Enfin, il ne faut pas oublier que ce système sous forme de cycle est une invitation très forte à la pédagogie différenciée, ayant pour but de réduire l’échec scolaire. En effet, cela permet de laisser plus de temps aux élèves de maitriser les compétences attendues. Les enseignants disposent également de plus de temps pour mettre en œuvre des pédagogies différentes. Cette organisation en cycle est censée permettre à chaque élève de suivre son propre cheminement en respectant son rythme, chaque enfant étant unique et singulier.

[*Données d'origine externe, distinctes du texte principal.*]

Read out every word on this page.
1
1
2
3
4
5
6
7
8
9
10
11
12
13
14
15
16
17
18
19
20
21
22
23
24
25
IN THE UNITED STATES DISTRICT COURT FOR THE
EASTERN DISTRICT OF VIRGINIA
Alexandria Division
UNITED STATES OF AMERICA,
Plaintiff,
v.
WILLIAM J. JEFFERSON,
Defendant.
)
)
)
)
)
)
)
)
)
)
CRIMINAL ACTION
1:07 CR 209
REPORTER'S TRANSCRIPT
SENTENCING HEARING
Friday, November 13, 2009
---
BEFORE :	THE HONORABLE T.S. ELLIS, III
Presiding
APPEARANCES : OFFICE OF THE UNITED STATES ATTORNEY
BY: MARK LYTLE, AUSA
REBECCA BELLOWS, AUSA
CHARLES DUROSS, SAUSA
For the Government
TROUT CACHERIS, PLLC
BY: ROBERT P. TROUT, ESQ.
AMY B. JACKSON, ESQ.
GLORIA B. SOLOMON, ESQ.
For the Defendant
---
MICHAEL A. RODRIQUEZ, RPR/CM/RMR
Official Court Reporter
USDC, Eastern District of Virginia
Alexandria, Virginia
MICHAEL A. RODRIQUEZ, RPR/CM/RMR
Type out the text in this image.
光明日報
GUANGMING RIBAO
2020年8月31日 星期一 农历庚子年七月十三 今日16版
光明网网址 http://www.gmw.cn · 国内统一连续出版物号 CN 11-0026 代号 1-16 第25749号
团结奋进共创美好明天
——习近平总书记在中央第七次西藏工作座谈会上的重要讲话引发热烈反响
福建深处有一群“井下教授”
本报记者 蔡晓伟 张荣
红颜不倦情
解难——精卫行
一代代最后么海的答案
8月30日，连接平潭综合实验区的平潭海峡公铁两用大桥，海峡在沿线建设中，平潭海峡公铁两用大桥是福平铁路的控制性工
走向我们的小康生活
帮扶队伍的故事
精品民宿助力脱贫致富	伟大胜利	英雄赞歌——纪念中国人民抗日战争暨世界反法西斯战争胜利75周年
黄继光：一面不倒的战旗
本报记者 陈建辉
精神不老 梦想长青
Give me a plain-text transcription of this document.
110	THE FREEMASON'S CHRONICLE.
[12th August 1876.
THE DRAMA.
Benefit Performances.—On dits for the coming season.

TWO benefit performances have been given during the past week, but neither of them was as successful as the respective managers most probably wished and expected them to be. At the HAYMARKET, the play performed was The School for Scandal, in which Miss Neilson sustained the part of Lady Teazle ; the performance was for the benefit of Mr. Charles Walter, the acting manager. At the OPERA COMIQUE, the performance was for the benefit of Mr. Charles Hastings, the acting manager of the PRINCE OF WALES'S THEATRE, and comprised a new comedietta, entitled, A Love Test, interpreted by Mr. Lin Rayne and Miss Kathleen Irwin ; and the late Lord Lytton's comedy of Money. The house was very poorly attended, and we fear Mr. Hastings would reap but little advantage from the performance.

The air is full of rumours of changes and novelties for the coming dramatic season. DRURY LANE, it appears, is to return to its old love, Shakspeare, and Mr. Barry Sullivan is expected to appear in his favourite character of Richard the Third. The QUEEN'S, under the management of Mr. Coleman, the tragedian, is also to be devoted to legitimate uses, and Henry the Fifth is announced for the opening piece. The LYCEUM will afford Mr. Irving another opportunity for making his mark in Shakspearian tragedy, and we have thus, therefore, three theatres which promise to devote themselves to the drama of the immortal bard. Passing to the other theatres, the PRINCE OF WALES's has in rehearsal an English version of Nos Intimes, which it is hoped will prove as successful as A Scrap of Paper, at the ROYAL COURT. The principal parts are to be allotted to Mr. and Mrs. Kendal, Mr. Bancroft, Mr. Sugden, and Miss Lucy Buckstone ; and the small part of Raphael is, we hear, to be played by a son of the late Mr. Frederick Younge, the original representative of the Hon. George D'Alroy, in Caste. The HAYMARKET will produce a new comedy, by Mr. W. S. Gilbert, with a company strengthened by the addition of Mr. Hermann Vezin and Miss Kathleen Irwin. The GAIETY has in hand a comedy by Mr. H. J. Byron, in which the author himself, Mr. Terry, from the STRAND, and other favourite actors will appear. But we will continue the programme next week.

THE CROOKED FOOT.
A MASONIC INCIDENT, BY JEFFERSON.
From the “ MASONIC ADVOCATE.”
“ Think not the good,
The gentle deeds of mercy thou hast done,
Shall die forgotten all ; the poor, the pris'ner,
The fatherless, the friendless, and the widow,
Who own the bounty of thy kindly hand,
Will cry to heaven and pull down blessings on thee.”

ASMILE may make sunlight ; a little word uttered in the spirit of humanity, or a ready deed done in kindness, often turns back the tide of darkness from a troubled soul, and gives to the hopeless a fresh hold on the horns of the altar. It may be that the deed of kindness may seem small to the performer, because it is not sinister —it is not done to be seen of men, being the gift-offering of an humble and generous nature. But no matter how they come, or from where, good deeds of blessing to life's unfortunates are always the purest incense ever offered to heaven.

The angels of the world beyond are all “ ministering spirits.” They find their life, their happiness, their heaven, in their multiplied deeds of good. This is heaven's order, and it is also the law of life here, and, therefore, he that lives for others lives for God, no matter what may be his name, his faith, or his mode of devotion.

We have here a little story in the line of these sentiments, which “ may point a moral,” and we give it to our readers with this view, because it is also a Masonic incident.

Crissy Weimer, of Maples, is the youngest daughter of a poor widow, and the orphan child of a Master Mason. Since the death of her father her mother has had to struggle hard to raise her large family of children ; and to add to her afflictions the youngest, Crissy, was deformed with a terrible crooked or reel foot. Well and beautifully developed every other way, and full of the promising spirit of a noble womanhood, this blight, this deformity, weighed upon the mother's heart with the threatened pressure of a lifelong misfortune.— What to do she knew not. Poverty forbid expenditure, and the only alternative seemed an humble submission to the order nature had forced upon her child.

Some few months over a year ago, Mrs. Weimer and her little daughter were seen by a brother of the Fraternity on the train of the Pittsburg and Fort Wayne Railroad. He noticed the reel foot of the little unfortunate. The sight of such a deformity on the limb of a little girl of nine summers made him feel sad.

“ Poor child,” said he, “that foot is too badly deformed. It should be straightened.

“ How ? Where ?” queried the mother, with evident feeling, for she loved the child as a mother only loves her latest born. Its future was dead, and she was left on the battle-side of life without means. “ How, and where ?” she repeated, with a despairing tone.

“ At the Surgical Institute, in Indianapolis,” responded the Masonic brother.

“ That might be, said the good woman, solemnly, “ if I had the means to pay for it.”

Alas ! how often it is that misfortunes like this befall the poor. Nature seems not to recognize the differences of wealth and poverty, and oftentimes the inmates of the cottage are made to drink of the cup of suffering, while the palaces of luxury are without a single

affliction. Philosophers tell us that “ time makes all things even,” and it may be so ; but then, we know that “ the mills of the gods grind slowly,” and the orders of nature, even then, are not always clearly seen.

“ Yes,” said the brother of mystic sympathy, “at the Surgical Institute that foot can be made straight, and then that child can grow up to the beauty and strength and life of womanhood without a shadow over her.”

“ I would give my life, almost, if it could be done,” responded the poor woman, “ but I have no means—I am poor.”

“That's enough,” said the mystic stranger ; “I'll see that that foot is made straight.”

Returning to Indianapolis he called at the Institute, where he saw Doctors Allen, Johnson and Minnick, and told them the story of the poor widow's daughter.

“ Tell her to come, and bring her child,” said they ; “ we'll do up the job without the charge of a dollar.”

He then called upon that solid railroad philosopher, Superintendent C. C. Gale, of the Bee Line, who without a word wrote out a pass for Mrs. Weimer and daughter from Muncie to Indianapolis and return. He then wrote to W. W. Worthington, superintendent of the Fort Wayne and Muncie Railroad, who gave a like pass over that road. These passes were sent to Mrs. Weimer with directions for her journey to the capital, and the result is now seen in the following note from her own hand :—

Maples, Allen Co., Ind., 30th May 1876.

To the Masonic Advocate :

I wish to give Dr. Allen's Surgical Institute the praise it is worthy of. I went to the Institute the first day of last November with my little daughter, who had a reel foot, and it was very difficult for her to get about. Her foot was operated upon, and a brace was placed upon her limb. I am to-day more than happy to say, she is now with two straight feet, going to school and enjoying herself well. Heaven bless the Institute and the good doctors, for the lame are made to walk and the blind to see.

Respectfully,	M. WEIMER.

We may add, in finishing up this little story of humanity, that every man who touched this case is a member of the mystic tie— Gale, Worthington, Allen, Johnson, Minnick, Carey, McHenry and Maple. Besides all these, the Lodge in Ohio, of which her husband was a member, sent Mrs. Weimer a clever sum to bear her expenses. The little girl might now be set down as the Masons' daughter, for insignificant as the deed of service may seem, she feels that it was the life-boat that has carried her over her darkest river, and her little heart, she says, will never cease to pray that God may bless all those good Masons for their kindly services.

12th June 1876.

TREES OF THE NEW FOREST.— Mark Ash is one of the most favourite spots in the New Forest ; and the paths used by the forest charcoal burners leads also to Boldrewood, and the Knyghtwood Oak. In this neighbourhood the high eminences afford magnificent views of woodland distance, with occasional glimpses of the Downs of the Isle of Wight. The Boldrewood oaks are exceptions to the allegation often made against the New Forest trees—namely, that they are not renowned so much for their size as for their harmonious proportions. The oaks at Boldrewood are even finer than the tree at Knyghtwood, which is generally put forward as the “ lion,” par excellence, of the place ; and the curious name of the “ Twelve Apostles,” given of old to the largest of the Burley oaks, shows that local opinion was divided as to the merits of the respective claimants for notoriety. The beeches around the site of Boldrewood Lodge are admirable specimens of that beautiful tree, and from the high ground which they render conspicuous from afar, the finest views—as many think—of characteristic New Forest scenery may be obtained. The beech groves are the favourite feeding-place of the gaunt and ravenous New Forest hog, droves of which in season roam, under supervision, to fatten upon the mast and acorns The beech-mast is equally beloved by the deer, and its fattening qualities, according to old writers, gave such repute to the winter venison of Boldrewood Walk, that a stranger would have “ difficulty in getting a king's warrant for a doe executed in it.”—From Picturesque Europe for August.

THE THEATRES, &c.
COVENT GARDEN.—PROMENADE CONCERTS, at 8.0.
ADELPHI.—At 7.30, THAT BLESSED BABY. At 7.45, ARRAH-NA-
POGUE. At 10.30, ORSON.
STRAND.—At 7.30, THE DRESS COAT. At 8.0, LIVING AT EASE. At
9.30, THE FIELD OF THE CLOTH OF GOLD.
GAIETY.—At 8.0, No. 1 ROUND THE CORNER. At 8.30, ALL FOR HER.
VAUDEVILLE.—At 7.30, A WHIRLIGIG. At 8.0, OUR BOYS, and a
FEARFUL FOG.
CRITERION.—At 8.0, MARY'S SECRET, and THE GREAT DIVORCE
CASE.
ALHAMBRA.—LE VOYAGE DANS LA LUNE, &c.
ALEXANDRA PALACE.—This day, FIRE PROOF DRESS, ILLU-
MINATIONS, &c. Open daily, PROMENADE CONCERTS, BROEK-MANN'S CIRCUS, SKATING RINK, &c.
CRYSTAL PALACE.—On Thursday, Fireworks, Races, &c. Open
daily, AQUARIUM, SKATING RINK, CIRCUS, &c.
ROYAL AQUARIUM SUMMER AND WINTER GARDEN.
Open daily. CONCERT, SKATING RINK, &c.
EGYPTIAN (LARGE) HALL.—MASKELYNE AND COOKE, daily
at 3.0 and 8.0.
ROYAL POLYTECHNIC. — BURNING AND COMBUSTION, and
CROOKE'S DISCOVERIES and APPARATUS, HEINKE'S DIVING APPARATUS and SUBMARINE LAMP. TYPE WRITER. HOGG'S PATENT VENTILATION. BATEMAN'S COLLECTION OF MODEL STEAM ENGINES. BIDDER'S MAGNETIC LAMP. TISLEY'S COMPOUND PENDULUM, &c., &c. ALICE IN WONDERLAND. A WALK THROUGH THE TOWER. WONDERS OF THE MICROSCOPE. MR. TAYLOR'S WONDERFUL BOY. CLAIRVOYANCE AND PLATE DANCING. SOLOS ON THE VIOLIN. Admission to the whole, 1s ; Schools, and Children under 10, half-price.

Cependant, il est vrai que les textes officiels sont assez imprécis quant aux mesures concrètes que devraient mettre en œuvre les enseignants pour pratiquer la pédagogie différenciée.
Méthodologie
L’entretien semi-directif
Le choix de la méthodologie pour recueillir les informations nécessaires à cette recherche s’est porté sur l’entretien semi-directif appelé aussi entretien semi-dirigé. En effet, cette problématique implique une méthodologie bien définie : l’entretien semi-directif. Pour répondre à cette question qui se place donc du côté de l’enseignant, un entretien semi-directif se révèle tout à fait adapté. Le but sera alors de faire parler sur cette pratique qui est la différenciation faite sur la compréhension en lecture de façon anonyme.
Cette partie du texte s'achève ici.